Diet and Cholesterol

A diet high in dietary cholesterol and saturated fat -- found primarily in animal products -- could raise your LDL cholesterol levels. Trans fat, a fat produced when turning vegetable oil into solid margarine or shortening, might raise your triglycerides and lower your heart-protective HDL cholesterol as well. Sugar and alcohol also can raise your triglycerides. Many sources of added sugar -- soft drinks, cookies and candy, for instance -- provide mostly empty calories.
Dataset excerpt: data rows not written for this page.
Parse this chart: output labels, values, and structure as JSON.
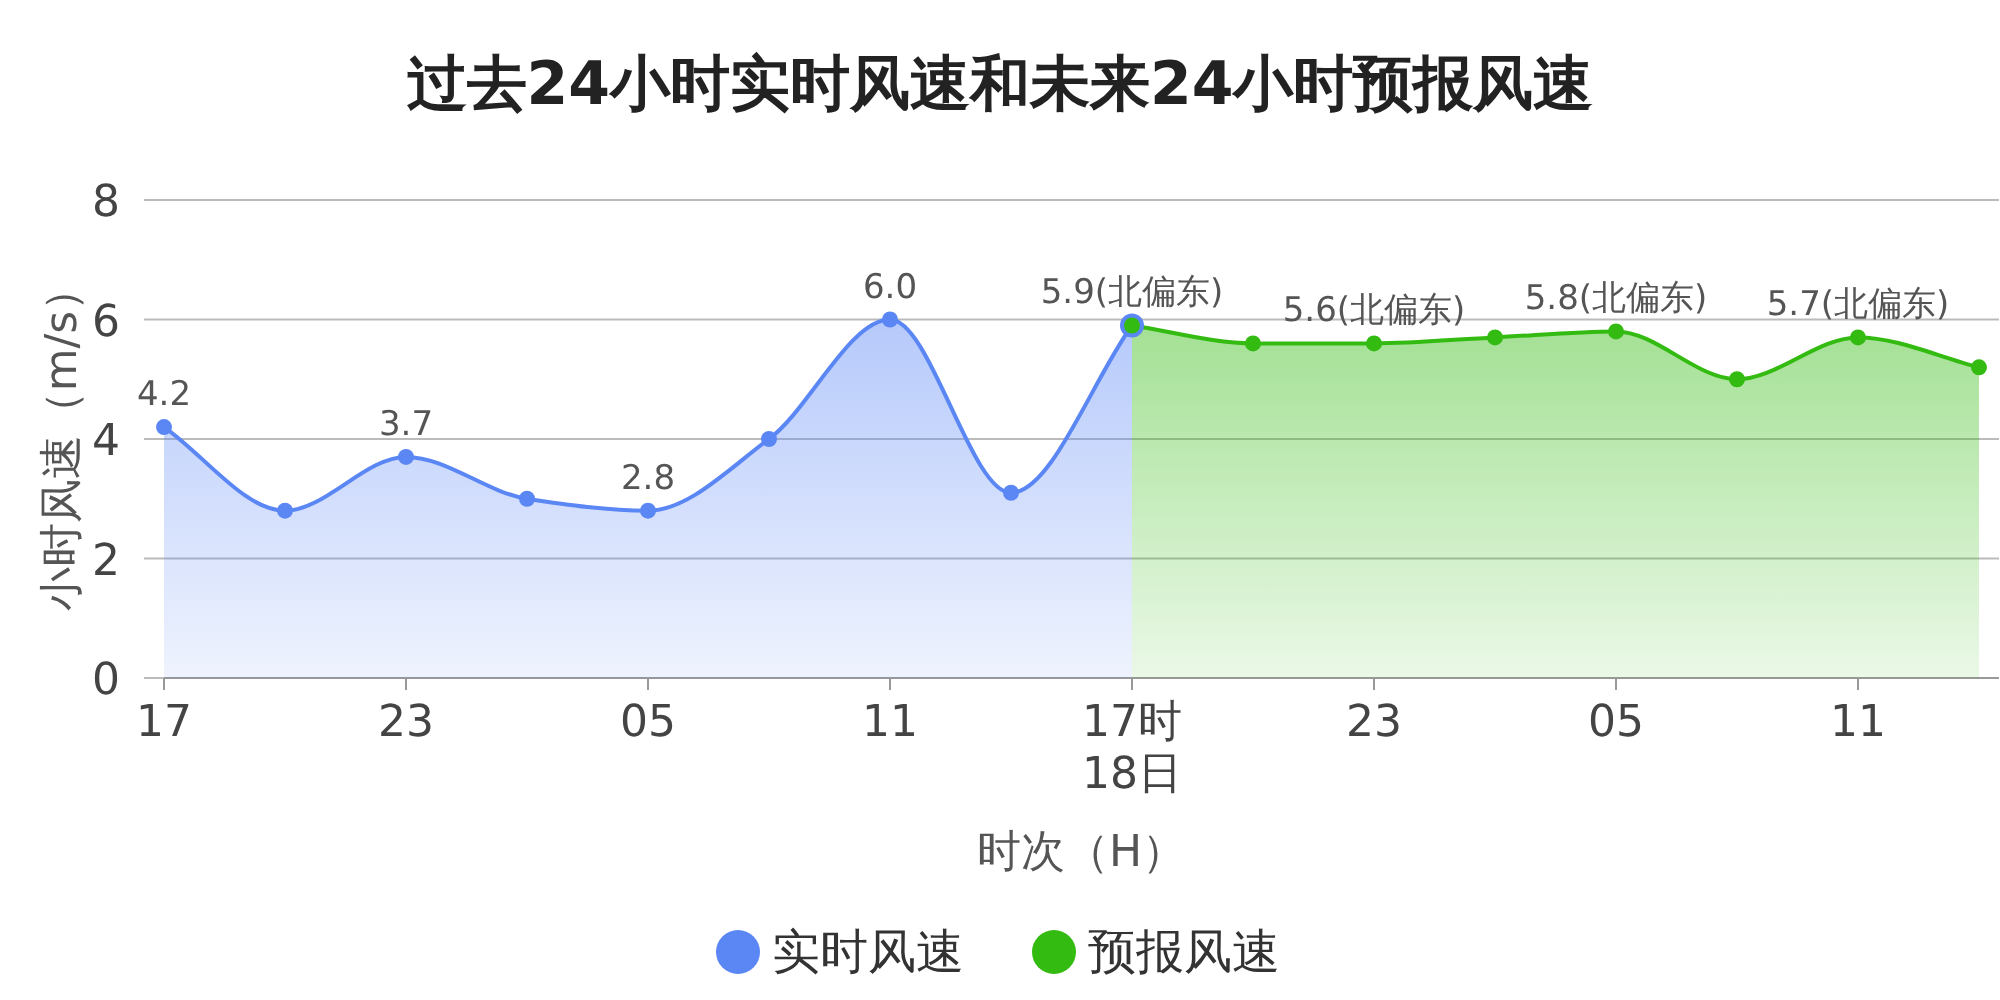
{
  "chart_data": {
    "type": "area",
    "title": "过去24小时实时风速和未来24小时预报风速",
    "xlabel": "时次（H）",
    "ylabel": "小时风速（m/s）",
    "categories": [
      "17",
      null,
      "23",
      null,
      "05",
      null,
      "11",
      null,
      "17时\n18日",
      null,
      "23",
      null,
      "05",
      null,
      "11",
      null
    ],
    "series": [
      {
        "name": "实时风速",
        "color": "#5b87f5",
        "values": [
          4.2,
          2.8,
          3.7,
          3.0,
          2.8,
          4.0,
          6.0,
          3.1,
          5.9,
          null,
          null,
          null,
          null,
          null,
          null,
          null
        ],
        "value_labels": [
          "4.2",
          null,
          "3.7",
          null,
          "2.8",
          null,
          "6.0",
          null,
          null,
          null,
          null,
          null,
          null,
          null,
          null,
          null
        ]
      },
      {
        "name": "预报风速",
        "color": "#33bb11",
        "values": [
          null,
          null,
          null,
          null,
          null,
          null,
          null,
          null,
          5.9,
          5.6,
          5.6,
          5.7,
          5.8,
          5.0,
          5.7,
          5.2
        ],
        "value_labels": [
          null,
          null,
          null,
          null,
          null,
          null,
          null,
          null,
          "5.9(北偏东)",
          null,
          "5.6(北偏东)",
          null,
          "5.8(北偏东)",
          null,
          "5.7(北偏东)",
          null
        ]
      }
    ],
    "ylim": [
      0,
      8
    ],
    "yticks": [
      0,
      2,
      4,
      6,
      8
    ],
    "grid": "y",
    "legend": "bottom",
    "marker": "circle"
  }
}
These choices do not really fill you up, so you tend to add them to your diet rather than substitute them for more nutritious foods.

Added Sugars

The American Heart Association recommends limiting added sugars to 5 to 10 percent of your daily calories -- about 100 to 200 calories, based on a 2,000-calorie-a-day diet. Limit consumption of regular soda to no more than 36 ounces a week. A single can of sugary cola contains about 135 calories. A teaspoon of sugar contains 16 calories. Read product nutrition labels. Avoid products that list sugar as the first ingredient. If a single serving of a food item contains 6 teaspoons of sugar – about 24 grams – it provides nearly 100 calories.

Fructose

Many foods, including fruits, vegetables and milk, contain natural sugars, which have less of an impact on triglyceride levels than added sugars have. Nevertheless, the AHA cautions against consuming too much fructose-rich fruit, such as pineapples, raisins and watermelon. Limit your fructose consumption to 50 grams to 100 grams a day. The fiber in fruits can help lower your LDL cholesterol. Good choices include raspberries, bananas, apples and other fruits with edible seeds or skins.

Weight Gain

Carrying excess body weight can raise your LDL and triglyceride levels and lower your HDL cholesterol. Losing just 5 to 10 pounds can help control your cholesterol. If you consumed two regular sodas a day -- about 270 calories -- you could gain 1 pound every 13 days, based on the formula that 3,500 calories equals 1 pound. However, if you replaced two regular sodas with water, you could lose 10 pounds in about 18 weeks.